The root problem is that we attempt to patch up our physical and emotional challenges by throwing pharmaceutical and over-the-counter drugs at them. Why are we not looking at the underlying causes of those problems: deficiencies in nutrition, exercise and stress management; toxic exposures; and an improperly functioning nervous system?
Drugs have nothing to do with health – they treat sickness and disease. In the process of helping people feel better and improving a specific function artificially, they kill over 100,000 and hospitalize millions each year!
Isn’t it time we address our lifestyle choices and get back to experiencing the joys of living in a body and mind that is creating and expressing an innate state of health, as opposed to suffering the ravages of that which has been allowed to deteriorate into sickness and disease?

Dr.
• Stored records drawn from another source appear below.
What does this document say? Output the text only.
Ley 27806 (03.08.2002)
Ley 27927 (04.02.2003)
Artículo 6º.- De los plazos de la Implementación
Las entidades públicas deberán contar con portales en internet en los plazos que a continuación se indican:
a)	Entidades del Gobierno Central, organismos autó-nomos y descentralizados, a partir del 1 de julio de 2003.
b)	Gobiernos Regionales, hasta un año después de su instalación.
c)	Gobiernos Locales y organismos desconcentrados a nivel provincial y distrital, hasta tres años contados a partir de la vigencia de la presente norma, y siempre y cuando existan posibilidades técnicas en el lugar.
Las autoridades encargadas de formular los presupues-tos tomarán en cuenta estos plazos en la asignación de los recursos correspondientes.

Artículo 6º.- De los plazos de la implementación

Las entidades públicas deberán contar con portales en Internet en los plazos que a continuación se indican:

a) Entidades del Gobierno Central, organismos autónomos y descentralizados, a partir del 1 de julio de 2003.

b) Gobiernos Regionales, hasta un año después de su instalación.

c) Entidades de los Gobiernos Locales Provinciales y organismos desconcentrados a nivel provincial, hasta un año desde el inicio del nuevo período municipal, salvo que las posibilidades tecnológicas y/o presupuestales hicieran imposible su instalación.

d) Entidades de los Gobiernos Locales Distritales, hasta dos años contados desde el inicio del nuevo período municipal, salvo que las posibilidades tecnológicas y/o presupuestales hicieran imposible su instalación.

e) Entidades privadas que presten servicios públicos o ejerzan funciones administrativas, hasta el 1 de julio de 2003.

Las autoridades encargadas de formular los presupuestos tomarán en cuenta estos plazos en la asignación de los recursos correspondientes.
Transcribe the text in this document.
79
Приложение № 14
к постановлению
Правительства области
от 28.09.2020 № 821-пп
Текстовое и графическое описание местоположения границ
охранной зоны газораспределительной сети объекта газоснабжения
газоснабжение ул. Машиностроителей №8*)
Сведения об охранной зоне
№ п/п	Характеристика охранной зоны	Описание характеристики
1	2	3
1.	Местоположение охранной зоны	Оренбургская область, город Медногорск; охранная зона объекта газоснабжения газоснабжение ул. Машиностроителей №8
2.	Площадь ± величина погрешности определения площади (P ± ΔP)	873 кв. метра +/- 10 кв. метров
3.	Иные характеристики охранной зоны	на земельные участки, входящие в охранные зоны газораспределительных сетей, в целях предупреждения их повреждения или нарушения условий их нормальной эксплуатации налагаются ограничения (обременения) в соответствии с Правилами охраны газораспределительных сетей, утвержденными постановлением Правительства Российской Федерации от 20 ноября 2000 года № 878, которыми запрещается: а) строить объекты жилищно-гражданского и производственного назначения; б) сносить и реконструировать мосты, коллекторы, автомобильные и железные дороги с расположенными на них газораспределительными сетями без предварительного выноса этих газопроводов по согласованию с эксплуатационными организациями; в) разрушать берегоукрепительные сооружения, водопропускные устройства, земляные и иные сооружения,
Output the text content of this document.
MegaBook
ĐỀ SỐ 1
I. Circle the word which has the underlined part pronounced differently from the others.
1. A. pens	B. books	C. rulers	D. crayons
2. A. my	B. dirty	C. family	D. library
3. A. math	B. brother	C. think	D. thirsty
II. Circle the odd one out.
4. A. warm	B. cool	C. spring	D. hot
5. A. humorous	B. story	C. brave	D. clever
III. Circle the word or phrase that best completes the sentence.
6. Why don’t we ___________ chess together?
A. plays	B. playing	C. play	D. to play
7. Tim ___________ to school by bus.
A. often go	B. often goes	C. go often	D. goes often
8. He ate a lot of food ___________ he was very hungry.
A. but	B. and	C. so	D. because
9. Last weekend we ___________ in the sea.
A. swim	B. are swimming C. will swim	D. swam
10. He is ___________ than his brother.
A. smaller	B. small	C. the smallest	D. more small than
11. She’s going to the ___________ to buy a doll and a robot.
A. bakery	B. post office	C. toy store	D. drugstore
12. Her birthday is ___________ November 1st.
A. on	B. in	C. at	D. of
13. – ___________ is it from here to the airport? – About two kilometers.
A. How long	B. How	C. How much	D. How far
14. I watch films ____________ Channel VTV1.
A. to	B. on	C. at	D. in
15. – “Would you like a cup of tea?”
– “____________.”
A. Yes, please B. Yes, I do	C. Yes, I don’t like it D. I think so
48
Greg Chappell • Chappell
Chiropractic Wellness Center, Acme

Don‘t close great school
I do not have children of my own, but I have spent my entire adult life as an educator.
I live in Acme Township. When we moved up north, we were very impressed with the quality of Bertha Vos Elementary School, as evidenced by neighbors who chose to move here specifically so they could send their kids to that institution.
For the past seven years, I have spent several days a week volunteering at TC Central High School, and it is obvious that the graduates of Bertha Vos are among the most talented and academically well-prepared students I have encountered. Acme Township is growing by leaps and bounds, and not having a neighborhood school would certainly be detrimental to that growth.
We are miles from any other elementary school. If Bertha Vos closes, it is unlikely that TCAPS will save any money, since so many of the students will end up enrolling in the Elk Rapids schools. Bertha Vos is the heart of our community. I am asking the Board to reject the recommendation to close the one school that services the entire northeast corner of the TCAPS school district, for the sake of our children, our community and itself.